The socialist revolution is the most radical break with oppression and exploitation in history. Exploitation and oppression will not exist in a socialist society. Commodity production, that is, production for sale or exchange on the market, will not exist. The system of wage labour will be abolished and the guiding principle of labour will be “from each according to ability, to each according to need.” The means of production will be held communally and private property will be eliminated. With the abolition of classes and class distinctions, all social and political inequality arising from them will disappear. The conflicts of interest between workers and farmers, town and country, manual and intellectual labour will disappear. As classes will not exist, the state will not be necessary as an instrument of class rule and will gradually have withered away. We believe that people will not be free until we are able to determine our destiny. The goal of the Socialist Party is to abolish the existing mode of production (the wage system) and to allow the means of production to be converted into the common property of society. The Socialist Party calls upon all the workers to join it in its struggle to reach this goal, and thus bring into the world a new society in which peace, fraternity, and human brotherhood will be the dominant ideals. The struggle against the capitalist class and against all exploitation can only end in all that is produced by the workers must benefit the people themselves.
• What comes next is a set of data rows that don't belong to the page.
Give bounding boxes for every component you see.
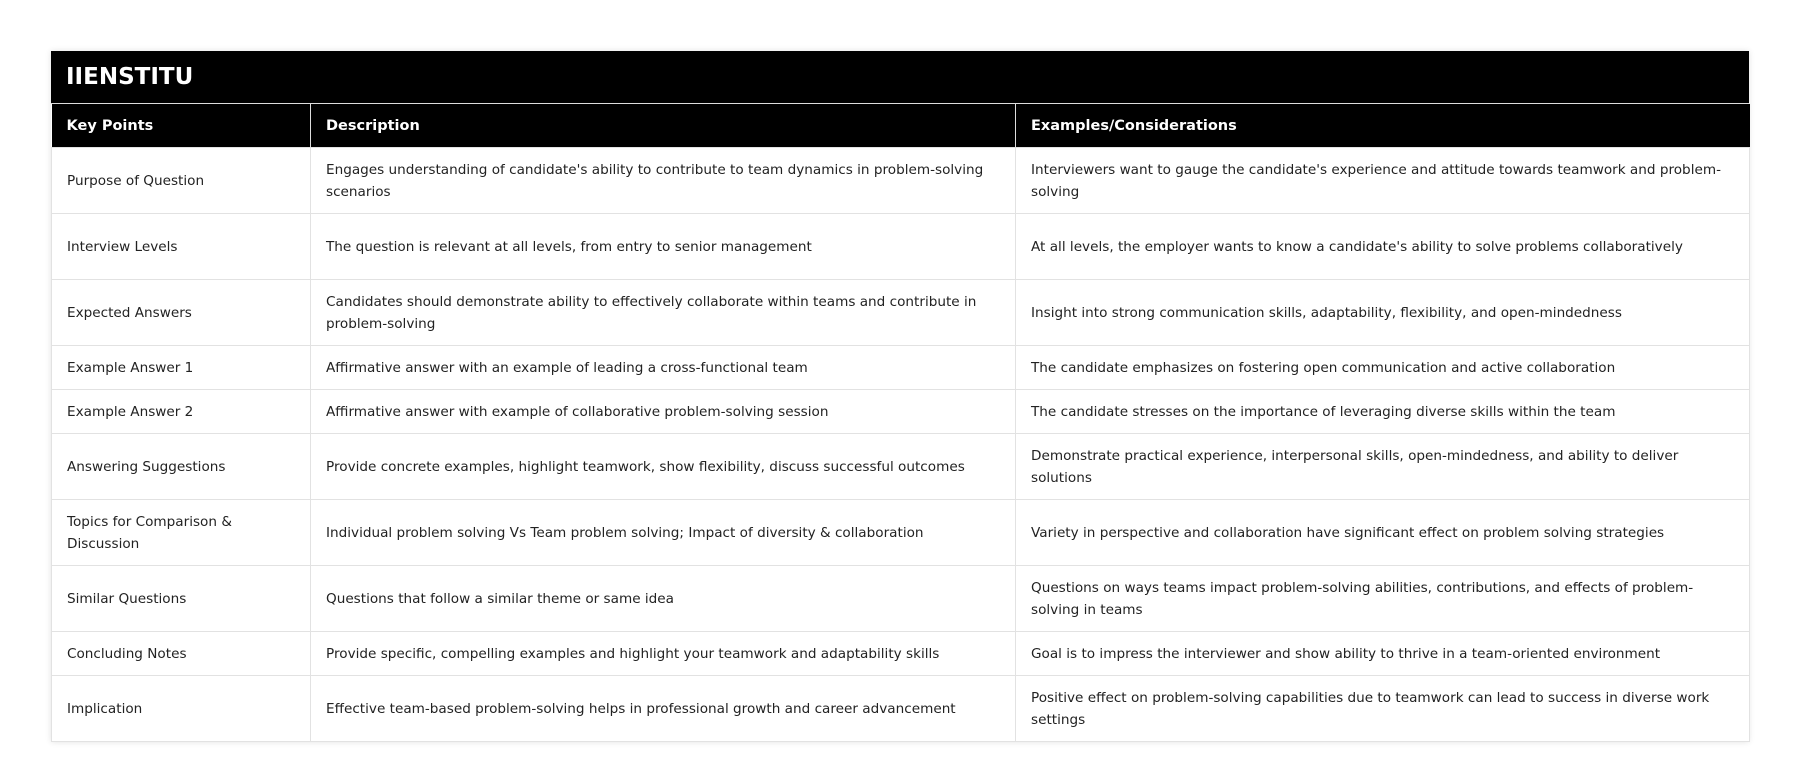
- key-point-cell: Answering Suggestions: [51, 433, 311, 500]
- table-row: Topics for Comparison & Discussion Indivi…: [51, 499, 1750, 566]
- key-point-cell: Similar Questions: [51, 565, 311, 632]
- table-row: Answering Suggestions Provide concrete ex…: [51, 433, 1750, 500]
- table-container: IIENSTITU Key Points Description Example…: [51, 51, 1750, 742]
- table-row: Expected Answers Candidates should demons…: [51, 279, 1750, 346]
- examples-cell: At all levels, the employer wants to kno…: [1015, 213, 1750, 280]
- description-cell: Provide concrete examples, highlight tea…: [310, 433, 1016, 500]
- table-row: Implication Effective team-based problem-…: [51, 675, 1750, 742]
- description-cell: Individual problem solving Vs Team probl…: [310, 499, 1016, 566]
- examples-cell: Goal is to impress the interviewer and s…: [1015, 631, 1750, 676]
- table-row: Example Answer 1 Affirmative answer with …: [51, 345, 1750, 390]
- column-header-key-points: Key Points: [51, 104, 311, 148]
- column-header-examples: Examples/Considerations: [1015, 104, 1750, 148]
- column-header-description: Description: [310, 104, 1016, 148]
- key-point-cell: Purpose of Question: [51, 147, 311, 214]
- key-point-cell: Implication: [51, 675, 311, 742]
- table-row: Purpose of Question Engages understanding…: [51, 147, 1750, 214]
- examples-cell: Insight into strong communication skills…: [1015, 279, 1750, 346]
- key-point-cell: Example Answer 1: [51, 345, 311, 390]
- description-cell: Affirmative answer with an example of le…: [310, 345, 1016, 390]
- table-row: Interview Levels The question is relevant…: [51, 213, 1750, 280]
- key-point-cell: Topics for Comparison & Discussion: [51, 499, 311, 566]
- key-point-cell: Expected Answers: [51, 279, 311, 346]
- examples-cell: Variety in perspective and collaboration…: [1015, 499, 1750, 566]
- description-cell: Affirmative answer with example of colla…: [310, 389, 1016, 434]
- description-cell: Effective team-based problem-solving hel…: [310, 675, 1016, 742]
- table-row: Similar Questions Questions that follow a…: [51, 565, 1750, 632]
- description-cell: Questions that follow a similar theme or…: [310, 565, 1016, 632]
- examples-cell: Positive effect on problem-solving capab…: [1015, 675, 1750, 742]
- examples-cell: Interviewers want to gauge the candidate…: [1015, 147, 1750, 214]
- key-point-cell: Example Answer 2: [51, 389, 311, 434]
- key-points-table: Key Points Description Examples/Consider…: [51, 104, 1750, 742]
- examples-cell: Demonstrate practical experience, interp…: [1015, 433, 1750, 500]
- key-point-cell: Interview Levels: [51, 213, 311, 280]
- description-cell: Candidates should demonstrate ability to…: [310, 279, 1016, 346]
- key-point-cell: Concluding Notes: [51, 631, 311, 676]
- description-cell: Provide specific, compelling examples an…: [310, 631, 1016, 676]
- examples-cell: The candidate stresses on the importance…: [1015, 389, 1750, 434]
- table-row: Concluding Notes Provide specific, compel…: [51, 631, 1750, 676]
- examples-cell: The candidate emphasizes on fostering op…: [1015, 345, 1750, 390]
- header-row: Key Points Description Examples/Consider…: [51, 104, 1750, 148]
- description-cell: Engages understanding of candidate's abi…: [310, 147, 1016, 214]
- table-title: IIENSTITU: [51, 51, 1749, 104]
- table-row: Example Answer 2 Affirmative answer with …: [51, 389, 1750, 434]
- description-cell: The question is relevant at all levels, …: [310, 213, 1016, 280]
- examples-cell: Questions on ways teams impact problem-s…: [1015, 565, 1750, 632]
The ruling class puts forth the claim, in one form or another, that it has the right to rule, to govern; to own, manage and control. At one time the method is blandishment and wooing of the working class, at another chicanery and conspiracy, at another use of the police power of the state, and force. One of the aims of the ruling class is to conceal the fact that political, social and economic power is in the hands of a small minority. The ruling class, in the course of the decades, has come to accept, grudgingly the trade unions of the working class. On the whole, capitalism can live side by side with the unions. The ruling class ensures its ideas prevail in the trade unions. The ruling class schemes and conspires in all manner of ways to accomplish this. But when workers begin moving toward political organization and action as a class that is going too far. All political organization and action has or should have one main practical aim: to take control of the state to achieve social power for the class which the particular political organization represents. The role of the ruling class is to head off any real independent political direction of labour and to keep the workers’ parties inside the framework of bourgeois politics and subordinate to the bourgeois parties. A working class organised politically would inevitably be forced into a political struggle with the capitalists. The sacred property rights of the capitalist class would be placed in jeopardy, the dictatorship of capital would be revealed. What transpires in capitalist society is not apparent to workers, hence, they are enticed into class collaboration, full of compromise and concessions, enmeshed in a process subservience and docility. The main reason is not the lack of militancy but of political consciousness. The militancy of the workers remains on the bread-and-butter level. It is not necessary that the ruling class be identical in every country. It is sufficient that they conform to the requirements of the ruling class, in any country and any era, that they perpetuate their class and protect their property relations. A government may change but the class and property relations remain unchanged. Different bottoms may sit in the same seat of power.
Unless we in the Socialist Party carry out a mass campaign of education among our fellow-workers based upon clear, keen, socialist analysis of social, economic and political conditions and events, unless we build on sound revolutionary socialist principles, a Trump or Farage will invariably will win out taking advantage of workers’ feelings of hopelessness. Right now, we need to turn the tide for the workers of the world on their march to world socialism.